Ferguson hopes this school will be built by the time he leaves next spring. "Tactical patience is key out here," he said. "You have to take a step back to get satisfaction from your efforts because you won't see it on a given day."
Indeed, in the battle for Afghans' hearts and minds, progress often comes one heart and one mind at a time, a reality on display as Ferguson sat down with Gul Baddin, an elder in North Kalacha, a village harassed by the night government, or shadow government, Talibs who tax locals and threaten them for working with coalition and Afghan security forces.
Baddin's young teenage son stood nearby, with a cast from his left wrist to his armpit. He'd been shot by Afghan soldiers at a checkpoint a week earlier. And where was his nephew, who had been detained by coalition forces months earlier? Baddin asked.
"Nobody is helping us," he said. "I understand the shura process, but it's been ten years and I haven't even gotten a bottle of water, so I don't have much hope for it."
"Do you know that through the shura we're building a school?" Ferguson asked.
Baddin nodded. His children do need a school, he said.
"I look forward to starting a relationship with you so we can keep you safe and push away the night government," Ferguson said. "They offer nothing for your welfare, and are just here to terrorize you."

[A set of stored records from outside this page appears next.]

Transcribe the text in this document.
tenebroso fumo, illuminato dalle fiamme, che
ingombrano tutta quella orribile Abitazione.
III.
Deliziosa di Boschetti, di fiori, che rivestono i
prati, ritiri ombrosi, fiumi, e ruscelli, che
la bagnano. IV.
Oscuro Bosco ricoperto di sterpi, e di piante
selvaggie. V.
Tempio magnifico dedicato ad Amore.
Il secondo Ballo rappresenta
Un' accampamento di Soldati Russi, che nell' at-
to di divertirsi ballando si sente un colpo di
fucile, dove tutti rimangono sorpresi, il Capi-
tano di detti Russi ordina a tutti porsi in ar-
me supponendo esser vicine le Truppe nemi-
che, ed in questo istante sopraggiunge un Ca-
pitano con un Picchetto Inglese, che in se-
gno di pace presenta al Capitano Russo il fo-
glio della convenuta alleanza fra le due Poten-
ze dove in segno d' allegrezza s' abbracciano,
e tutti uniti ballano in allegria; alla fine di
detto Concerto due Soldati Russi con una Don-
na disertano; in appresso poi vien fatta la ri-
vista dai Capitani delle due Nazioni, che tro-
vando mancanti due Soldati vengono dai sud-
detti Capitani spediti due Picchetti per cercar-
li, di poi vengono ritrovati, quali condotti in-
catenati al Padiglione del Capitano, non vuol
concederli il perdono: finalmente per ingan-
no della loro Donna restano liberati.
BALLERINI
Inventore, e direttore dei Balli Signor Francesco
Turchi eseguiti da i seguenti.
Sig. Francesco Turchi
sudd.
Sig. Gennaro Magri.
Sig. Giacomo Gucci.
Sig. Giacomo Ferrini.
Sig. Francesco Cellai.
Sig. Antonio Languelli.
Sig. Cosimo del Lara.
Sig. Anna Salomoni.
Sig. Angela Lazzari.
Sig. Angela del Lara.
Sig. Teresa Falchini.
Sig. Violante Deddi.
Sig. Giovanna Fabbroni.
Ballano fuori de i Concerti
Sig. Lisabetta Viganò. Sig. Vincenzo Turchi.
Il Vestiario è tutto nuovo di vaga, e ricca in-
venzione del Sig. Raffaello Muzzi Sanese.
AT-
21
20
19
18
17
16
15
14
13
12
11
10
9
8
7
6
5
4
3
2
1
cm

Ferguson moved on, after what had essentially been a half-hour sales pitch.
To the west, Gage swept through more farmland, hunting for insurgents and weapon caches. A week after he and his men had been shot at with guns and rockets, he led another patrol to clear a cluster of fields and compounds just west from where they'd been hit. He expected an attack, but the insurgents held off, perhaps because of the patrol's size: nearly 60 American and Afghan soldiers, with attack helicopters overhead. They detained a young man standing in a grape furrow, a spotter who didn't have time to alert the men in a nearby compound. There, the patrol found women, a dozen children, and an old man and his four sons. All of the men tested positive for having recently handled explosives, and the father was a known leader of a bomb-making cell.
The next day two rockets slammed into the wall outside Blackhawk's combat outpost, throwing plumes of dirt and smoke into the air, as bullets cracked overhead. None of Gage's soldiers was injured, and he judged the attack as a mark of progress: the detention of the old man and his sons had prompted retaliation, so their loss must have stung. In the slow march to secure his tiny corner of Afghanistan, Gage was a few houses and fields closer.